Author's Notes: I had a lot of fun writing this
Authors Notes: Well, it's an one-shot about a couple that drifted apart.. I'll leave it to you to figure out who the couple is. Here's a hint: It's one of the rival couples in MFOMT. I don't own Harvest Moon.
When Claire bought the local farm, I had thought – no – was convinced you loved me. The way you spoke about me when you thought I couldn't hear, but could, the twinkle in you chocolate brown eyes when you saw me, even you're mood had changed.
I was wrong. Or, perhaps I was right and you had loved me, but the blonde farmer girl swayed your feelings after I pushed you away. Either way, the course of events that took place over last year was partially because of me. I guess all three of us played a role.
In the spring, we were like sneakers and tying shoes – when someone thought of me they thought of you; and when they thought of you they thought of me. Claire moved in on the First of spring. Being the nice guy that you were, saying hello was mandatory.
When you met her, the two of you became fast friends. Granted, you hadn't forgotten about me yet, but you insisted that she join us in everything.
You still asked me out on the Spring Festival. We had a wonderful time, but the cookies you gave me were missing something – something that they had in years past. Perhaps it was loving care? I let you know my disdain for that year's batch of cookies, and you were in a funk until the week after.
At the Cooking Festival, I began to notice something… different in your attitude towards me. You didn't immediately come to comfort me when the Gourmet hated my food, being too busy congratulating Claire's victory at that moment. Sure you came by later, but you didn't seem to have the sincerity you had before.
By the Beach Festival, we were getting into fights. They were about minute things at first, such as how much peanut butter I should put on my banana, or what flavor of pie to order. They started to get bigger: fights over Popuri and Kai, fights over your dad… even one about whether you should hang out with Claire or not.
I guess Ann's 22nd birthday party was where I messed up. Basil and Doug were playing blackjack and May and Stu were bobbing for apples. Ann and Popuri, who usually never got along, seemed to have called a truce, talking about the latest fashions.

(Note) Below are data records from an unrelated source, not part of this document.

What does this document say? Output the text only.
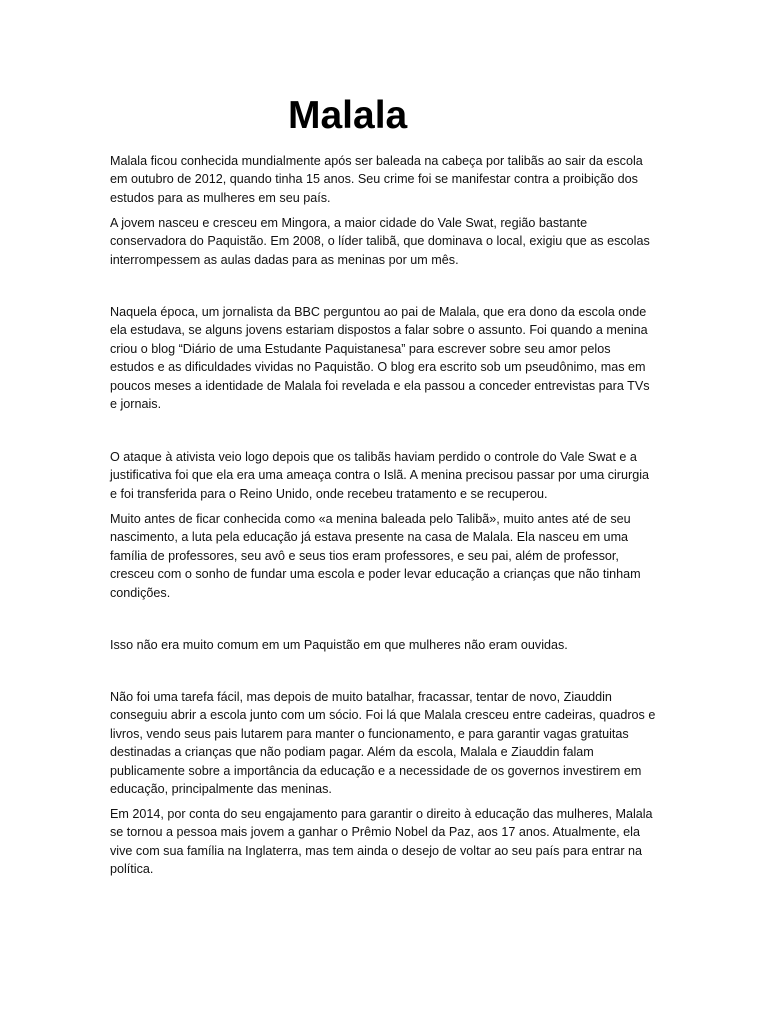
Malala

Malala ficou conhecida mundialmente após ser baleada na cabeça por talibãs ao sair da escola em outubro de 2012, quando tinha 15 anos. Seu crime foi se manifestar contra a proibição dos estudos para as mulheres em seu país.

A jovem nasceu e cresceu em Mingora, a maior cidade do Vale Swat, região bastante conservadora do Paquistão. Em 2008, o líder talibã, que dominava o local, exigiu que as escolas interrompessem as aulas dadas para as meninas por um mês.

Naquela época, um jornalista da BBC perguntou ao pai de Malala, que era dono da escola onde ela estudava, se alguns jovens estariam dispostos a falar sobre o assunto. Foi quando a menina criou o blog “Diário de uma Estudante Paquistanesa” para escrever sobre seu amor pelos estudos e as dificuldades vividas no Paquistão. O blog era escrito sob um pseudônimo, mas em poucos meses a identidade de Malala foi revelada e ela passou a conceder entrevistas para TVs e jornais.

O ataque à ativista veio logo depois que os talibãs haviam perdido o controle do Vale Swat e a justificativa foi que ela era uma ameaça contra o Islã. A menina precisou passar por uma cirurgia e foi transferida para o Reino Unido, onde recebeu tratamento e se recuperou.

Muito antes de ficar conhecida como «a menina baleada pelo Talibã», muito antes até de seu nascimento, a luta pela educação já estava presente na casa de Malala. Ela nasceu em uma família de professores, seu avô e seus tios eram professores, e seu pai, além de professor, cresceu com o sonho de fundar uma escola e poder levar educação a crianças que não tinham condições.

Isso não era muito comum em um Paquistão em que mulheres não eram ouvidas.

Não foi uma tarefa fácil, mas depois de muito batalhar, fracassar, tentar de novo, Ziauddin conseguiu abrir a escola junto com um sócio. Foi lá que Malala cresceu entre cadeiras, quadros e livros, vendo seus pais lutarem para manter o funcionamento, e para garantir vagas gratuitas destinadas a crianças que não podiam pagar. Além da escola, Malala e Ziauddin falam publicamente sobre a importância da educação e a necessidade de os governos investirem em educação, principalmente das meninas.

Em 2014, por conta do seu engajamento para garantir o direito à educação das mulheres, Malala se tornou a pessoa mais jovem a ganhar o Prêmio Nobel da Paz, aos 17 anos. Atualmente, ela vive com sua família na Inglaterra, mas tem ainda o desejo de voltar ao seu país para entrar na política.
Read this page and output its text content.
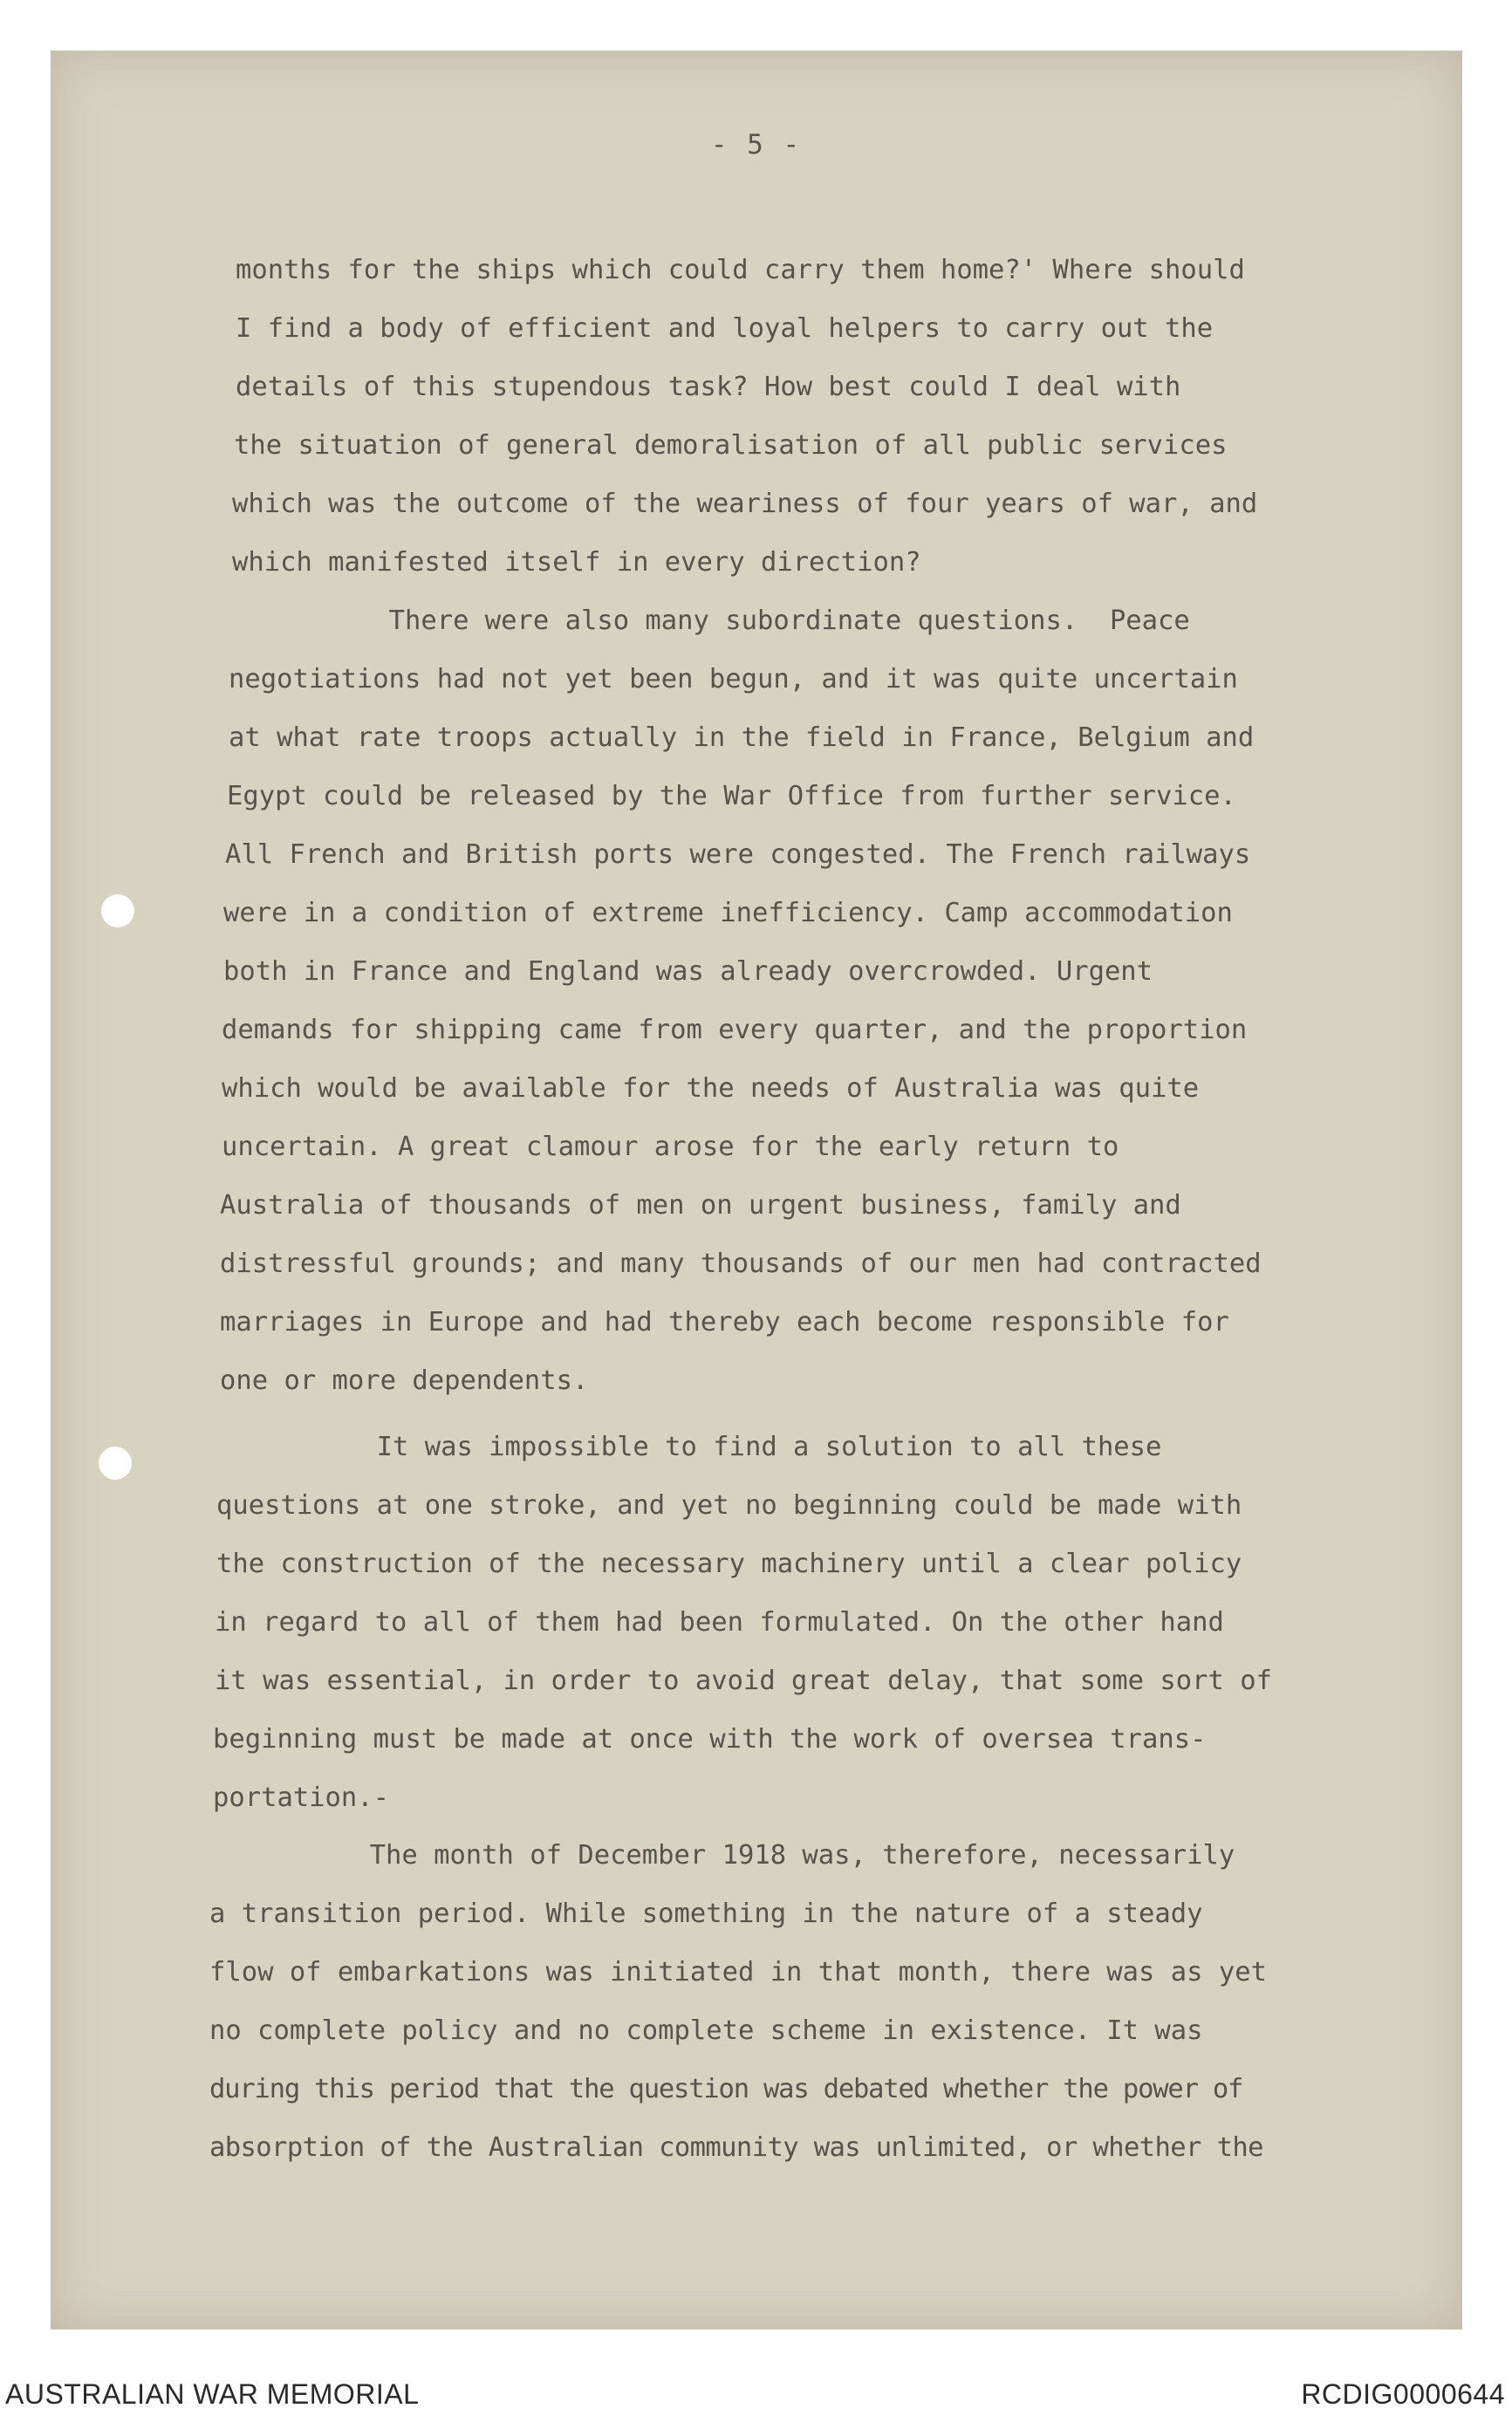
- 5 -
months for the ships which could carry them home?' Where should
I find a body of efficient and loyal helpers to carry out the
details of this stupendous task? How best could I deal with
the situation of general demoralisation of all public services
which was the outcome of the weariness of four years of war, and
which manifested itself in every direction?
There were also many subordinate questions.  Peace
negotiations had not yet been begun, and it was quite uncertain
at what rate troops actually in the field in France, Belgium and
Egypt could be released by the War Office from further service.
All French and British ports were congested. The French railways
were in a condition of extreme inefficiency. Camp accommodation
both in France and England was already overcrowded. Urgent
demands for shipping came from every quarter, and the proportion
which would be available for the needs of Australia was quite
uncertain. A great clamour arose for the early return to
Australia of thousands of men on urgent business, family and
distressful grounds; and many thousands of our men had contracted
marriages in Europe and had thereby each become responsible for
one or more dependents.
It was impossible to find a solution to all these
questions at one stroke, and yet no beginning could be made with
the construction of the necessary machinery until a clear policy
in regard to all of them had been formulated. On the other hand
it was essential, in order to avoid great delay, that some sort of
beginning must be made at once with the work of oversea trans-
portation.-
The month of December 1918 was, therefore, necessarily
a transition period. While something in the nature of a steady
flow of embarkations was initiated in that month, there was as yet
no complete policy and no complete scheme in existence. It was
during this period that the question was debated whether the power of
absorption of the Australian community was unlimited, or whether the
AUSTRALIAN WAR MEMORIAL	RCDIG0000644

Claire was a dense girl, and had thought that we were just friends. Me having not put two and two together, I saw her kissing you, and lost it. I remember the happenings clearly, yet, they all went by so fast.
I had pulled you aside and yelled about you kissing Claire when I was your girlfriend. You responded that she had kissed you and I needed the whole story.
My response was that you could have broken away.
You said you didn't want to.
The next thing I said was where I went wrong. If I analyze our entire relationship, and try to find out what was the thing that caused it to crumble in to tiny, bit size pieces, I would come up with what I said next.
Oh so you want two girlfriends?
That was it. I was so sure you would choose me over Claire; I ended up pushing you away. You then looked at me, drop dead serious, and uttered those fatal words: We're through.
At home I sat on my bed, and had my bawl, expecting you to come by and ask to get back together again within a week.
Autumn came and I was still waiting. You were no longer coming to sit with me by the bench in front of the supermarket. Instead, you were helping Claire with her farm.
At the Harvest Festival potluck, you asked Claire out instead of me. This came as a surprise to me. When I found out you and Claire were dating, I had though that it was another one of Manna's rumors. Even after she told me it wasn't, I told my self it wasn't true. Denial never got anyone anywhere.
It was the Pumpkin Festival when I decided to try to make amends. I let myself in, your shop being open. It was then everything came crashing down on me. You were talking to Claire, your blush burning your face. Claire was red in the face as well. I thought that you and Claire had caught some deadly fever, when I noticed you were smiling. Had your fever made you delirious? I thought that extremely plausible, when I noticed the Blue Feather in Claire's hand.
I had run out of your house, crying oceans of tears. Heartbreak was a new emotion; and I suspected I'd be dealing with it for some time.
The announcement of your wedding was soon made official; you and Claire were to be married in seven days.
So, here I stand, at your wedding reflecting upon the love that could have been. I guess human relationships are like apples; they might take sometime to ripen, or they might go bad. Sometimes they even have a worm, you just don't know until you bite in. I guess ours could be described with the worm metaphor; Claire being the worm and I was the one who took the bite.